Talk:Reinforcement learning

From Scholarpedia
Jump to: navigation, search

    Interesting article, better suited to the topic "Neural RL" than "RL". Detailed comments follow.


    General Response to the Referee

    We have tried to take care of all comments and we are grateful also for the editorial work the Ref. has done!

    Concerning the Introduction:

    We have added a more general paragraph on model-based methods as compared to RL, where we are basically adopting the description from the Kaelbling et al (1996) review. Clearly, given the limited space, we could not extend this very much.

    Concerning the point on the possible bias too much towards "the neuronal perspective":

    In general it seems that the field of RL has especially in the last years rather more strongly developed this "neuronal branch" (through the physiological work of Schultz and others, through models of Suri et al and others, etc.) Textbooks on computational neuroscience are indeed essentially only talking about this perspective (see e.g. Dayan and Abbott). Hence, we do believe that the machine-learning perspective and the neuronal perspective should have pretty much the same weight in such an article. We have tried to achieve this by putting them side-by-side, to more clearly show the relations between both fields. Hence we do not think that the neuronal perspective is overweight.
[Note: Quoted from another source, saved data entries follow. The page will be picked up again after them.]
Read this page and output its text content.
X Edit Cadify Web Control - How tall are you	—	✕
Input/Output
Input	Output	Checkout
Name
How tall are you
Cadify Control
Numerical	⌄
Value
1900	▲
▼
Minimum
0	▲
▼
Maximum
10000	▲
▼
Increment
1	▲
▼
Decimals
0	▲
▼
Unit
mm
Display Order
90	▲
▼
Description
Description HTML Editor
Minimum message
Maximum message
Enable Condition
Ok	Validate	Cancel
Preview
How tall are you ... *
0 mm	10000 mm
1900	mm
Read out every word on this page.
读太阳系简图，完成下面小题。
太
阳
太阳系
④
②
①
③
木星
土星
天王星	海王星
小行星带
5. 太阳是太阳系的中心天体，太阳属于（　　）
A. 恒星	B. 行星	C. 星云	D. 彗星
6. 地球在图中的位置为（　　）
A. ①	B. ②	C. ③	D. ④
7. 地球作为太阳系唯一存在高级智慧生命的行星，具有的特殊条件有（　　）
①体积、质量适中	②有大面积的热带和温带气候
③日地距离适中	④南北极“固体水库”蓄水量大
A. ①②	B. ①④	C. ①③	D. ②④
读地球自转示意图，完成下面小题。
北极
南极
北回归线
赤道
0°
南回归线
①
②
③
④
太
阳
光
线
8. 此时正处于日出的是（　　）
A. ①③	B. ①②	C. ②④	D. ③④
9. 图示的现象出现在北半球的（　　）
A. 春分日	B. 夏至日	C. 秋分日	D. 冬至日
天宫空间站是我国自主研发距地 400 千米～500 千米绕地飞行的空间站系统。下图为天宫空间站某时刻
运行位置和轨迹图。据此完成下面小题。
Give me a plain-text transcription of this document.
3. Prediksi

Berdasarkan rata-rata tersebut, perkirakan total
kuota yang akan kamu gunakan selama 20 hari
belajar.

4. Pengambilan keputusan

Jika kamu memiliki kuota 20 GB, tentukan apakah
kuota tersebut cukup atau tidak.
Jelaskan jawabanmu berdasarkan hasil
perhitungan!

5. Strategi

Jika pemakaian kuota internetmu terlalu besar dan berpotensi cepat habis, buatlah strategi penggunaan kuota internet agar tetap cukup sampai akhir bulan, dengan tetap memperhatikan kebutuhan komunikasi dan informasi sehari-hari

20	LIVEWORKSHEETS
    Concerning Exploration/Exploitation

    The refs. comments on Exploration, Exploitation has so far not been followed because we could not make anything from the Refs statement about "some recent lovely theory (E-cubed et al)". Sorry but we did not find this. Could the ref point this out more clearly. Then we will be able to discuss this issue in an appropriate way in another revision round.


    • "RL-agent" -> "RL agent". There is no need to hyphenate this phrase.
    • "normally by trial-and-error": That description is not accurate and should be changed. To many readers, trial and error implies guessing.
    • "encodes the success of an action": Perhaps "the success of an action's outcome". Some authors have explicitly argued that rewards need to be tied to states only, not actions.
    • "to learn actions" -> "to learn to select actions"?


    • "machine learning perspective" -> "machine-learning perspective".
    • "cases of reinforcement learning (RL) cover": Very awkward phrasing. Maybe "best studied case is when the learner's environment can be modeled as a Markov decision process"?
    • "by starting actions": Weird phrase. Perhaps "selecting actions"?
    • "Actions will follow a policy, which can also change": Very awkward. "Actions are selected according to a policy..."?
    • "The goal of RL is to maximize the expected cumulative reward (the return) by subsequently visiting a subset of states in the MDP.": Very confusing description. Maybe "The goal of an RL algorithm is to select actions that maximize the expected cumulative reward (the return) of the agent". Subsets have nothing to do with it.
    • "This, for example, can be done by assuming a given (unchangeable) policy": I would delete this sentence and the next one.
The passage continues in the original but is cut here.